Short Bio:
Pádraig Ó Tuama (b. 1975, Ireland) is a poet with interests in language, violence, power, and religion. He is the host of On Being’s Poetry Unbound and has published volumes of poetry, essays, a memoir and theology. He has two books forthcoming in early 2025: Kitchen Hymns, a volume of original poems (CHEERIO and Copper Canyon Press), and the anthology 44 Poems on Being with Each Other; A Poetry Unbound Collection (Canongate and WW Norton). He lives in Belfast and New York City.
Extended bio:
Poet and theologian, Pádraig Ó Tuama’s work centres around themes of language, power, conflict and religion. Working fluently on the page and in public, he is a compelling poet and skilled speaker, teacher and group worker. He presents Poetry Unbound with On Being Studios. From 2014-2019 he was the leader of the Corrymeela Community, Ireland’s oldest peace and reconciliation community. With undergraduate and postgraduate degrees in theology, multiple professional qualifications in conflict mediation (specialising in groups), he also holds a PhD (Poetry & Theology) from the University of Glasgow.
When BBC journalist William Crawley introduced Pádraig on the stage to deliver a TEDx talk on Story, Crawley said, "He's probably the best public speaker I know." Profiling Ó Tuama in The New Yorker, journalist and poet Eliza Grizwold wrote “Poetry, for him, is the language the heart speaks not when it reaches for some externalized divinity but when it seeks to understand itself.”
Poetry, for him, is the language the heart speaks not when it reaches for some externalized divinity but when it seeks to understand itself.
— Eliza Grizwold writing in The New Yorker
I wonder, here, whether I might quote the words of a Cork man, the poet and theologian Pádraig Ó Tuama, whom I met when my wife and I visited the Corrymeela Community... His poem, ‘Shaking Hands’ makes reaching out an imperative of leadership.

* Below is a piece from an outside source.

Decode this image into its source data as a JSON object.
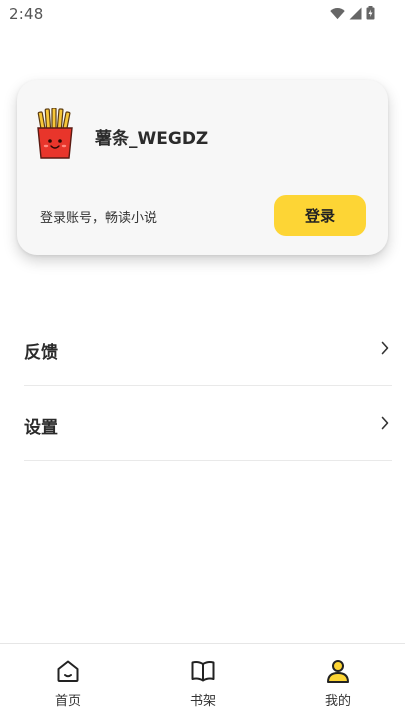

— King Charles, on a visit to Cork. June 14, 2018
The prince of England quoted you? It’s been so cold here I’ve been wearing my anorak all day.
— My mother
“Magnificent. . . . Pádraig Ó Tuama’s abilities as a curator of poems combined with his remarkable gift for unpacking poems in such illuminating and generous ways, makes this ground-breaking publication one of the most engrossing books I have read in recent years.”
— Stephen Fry
Honesty, empathy, compassion are the hallmarks of this work from a poet who accepts that he too has a responsibility to help make the world a fairer and better place.